Sand Prices Boosted by Addition of Drill Rigs

Shale drillers have added 158 rigs since May, according to Baker Hughes Inc. At the same time, companies such as Chesapeake Energy Corp. and EOG Resources Inc. have been increasing their efficiency by cramming more and more sand into individual wells, aiming to extend their reach miles further. That’s boosted sand prices roughly 25 percent to about $24 a ton, according to IHS Inc.

It’s an early sign that oilfield services, hard hit by a two-year slump in crude prices, are seeing the first hints of a turnaround. With spending by drillers in the lower 48 states now forecast to be $1 billion higher than analysts expected in the final three months of 2016, pricing talks are heating up as servicers face off against explorers fearful of uncertain oil prices ahead.

“Sand certainly led the way here, and that’s starting to make its way into other product lines,” James West, an Evercore ISI analyst in New York, said in a telephone interview. “It’s going to be a much more rigorous pricing recovery as we go into 2017, given the very ambitious drilling programs and production forecasts from the North American E&P industry.”

With West Texas Intermediate crude prices now up by about 80 percent from this year’s low, the industry is starting to use higher sand prices and the added activity in oil fields ranging from Texas’s Permian Basin to the Scoop and Stack plays of Oklahoma as an excuse to reopen conversations over how much they’ll be paid, said Samir Nangia, an IHS analyst.

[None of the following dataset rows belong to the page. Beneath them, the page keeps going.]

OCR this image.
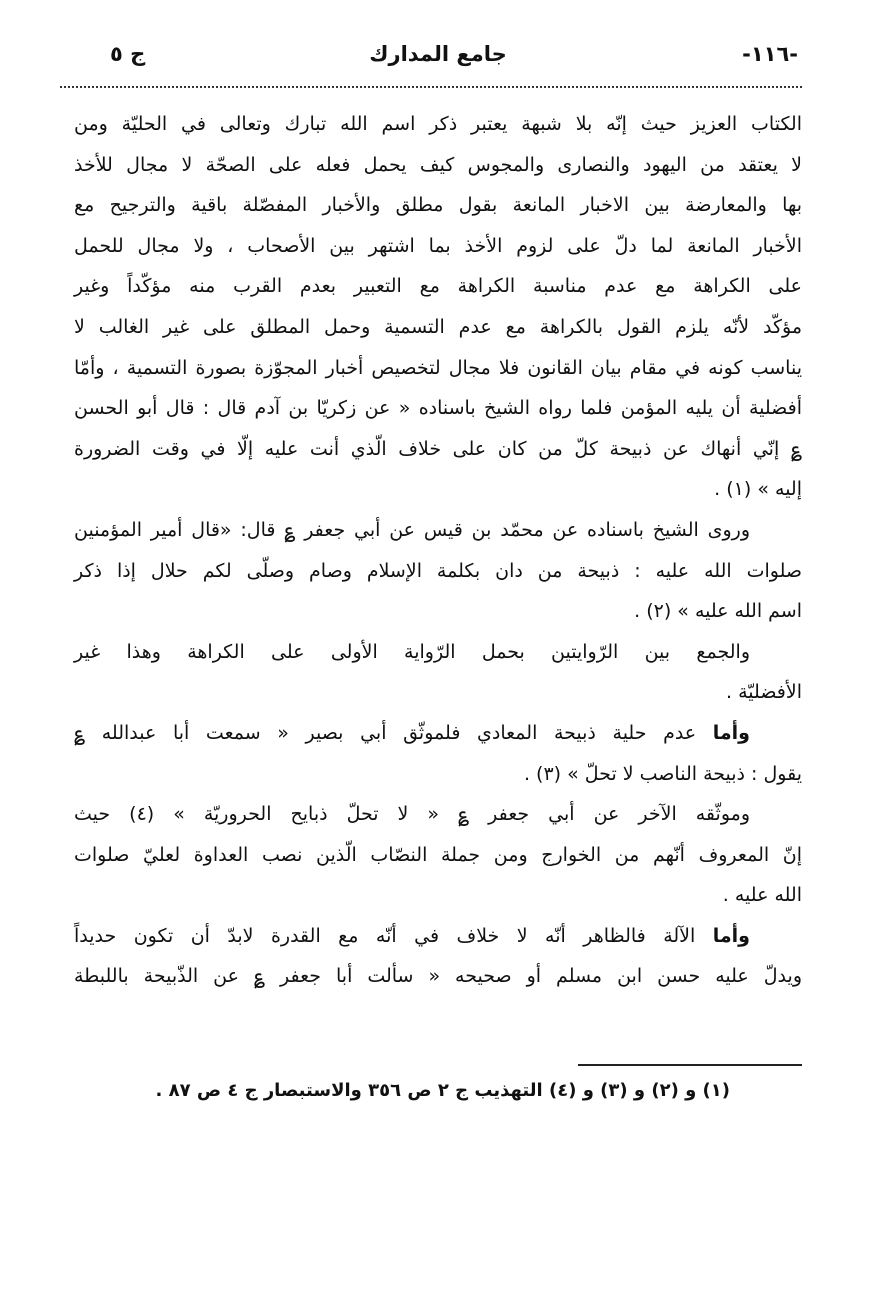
-١١٦-
جامع المدارك
ج ٥
الكتاب العزيز حيث إنّه بلا شبهة يعتبر ذكر اسم الله تبارك وتعالى في الحليّة ومن
لا يعتقد من اليهود والنصارى والمجوس كيف يحمل فعله على الصحّة لا مجال للأخذ
بها والمعارضة بين الاخبار المانعة بقول مطلق والأخبار المفصّلة باقية والترجيح مع
الأخبار المانعة لما دلّ على لزوم الأخذ بما اشتهر بين الأصحاب ، ولا مجال للحمل
على الكراهة مع عدم مناسبة الكراهة مع التعبير بعدم القرب منه مؤكّداً وغير
مؤكّد لأنّه يلزم القول بالكراهة مع عدم التسمية وحمل المطلق على غير الغالب لا
يناسب كونه في مقام بيان القانون فلا مجال لتخصيص أخبار المجوّزة بصورة التسمية ، وأمّا
أفضلية أن يليه المؤمن فلما رواه الشيخ باسناده « عن زكريّا بن آدم قال : قال أبو الحسن
؏ إنّي أنهاك عن ذبيحة كلّ من كان على خلاف الّذي أنت عليه إلّا في وقت الضرورة
إليه » (١) .
وروى الشيخ باسناده عن محمّد بن قيس عن أبي جعفر ؏ قال: «قال أمير المؤمنين
صلوات الله عليه : ذبيحة من دان بكلمة الإسلام وصام وصلّى لكم حلال إذا ذكر
اسم الله عليه » (٢) .
والجمع بين الرّوايتين بحمل الرّواية الأولى على الكراهة وهذا غير
الأفضليّة .
وأما عدم حلية ذبيحة المعادي فلموثّق أبي بصير « سمعت أبا عبدالله ؏
يقول : ذبيحة الناصب لا تحلّ » (٣) .
وموثّقه الآخر عن أبي جعفر ؏ « لا تحلّ ذبايح الحروريّة » (٤) حيث
إنّ المعروف أنّهم من الخوارج ومن جملة النصّاب الّذين نصب العداوة لعليّ صلوات
الله عليه .
وأما الآلة فالظاهر أنّه لا خلاف في أنّه مع القدرة لابدّ أن تكون حديداً
ويدلّ عليه حسن ابن مسلم أو صحيحه « سألت أبا جعفر ؏ عن الذّبيحة باللبطة
(١) و (٢) و (٣) و (٤) التهذيب ج ٢ ص ٣٥٦ والاستبصار ج ٤ ص ٨٧ .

Already, leases for more-efficient rigs that can walk from well to well and drill out several miles sideways, are up by as much as $5,000 a day, a third more expensive since May, according to Evercore. Spending to drill and complete wells in the lower 48 states will be $13 billion, or about $1 billion more than previously forecast, for the final three months of the year, Jud Bailey, an analyst at Wells Fargo & Co., wrote in a Nov. 11 note to investors. He expects the strong year-end activity to carry over into next year.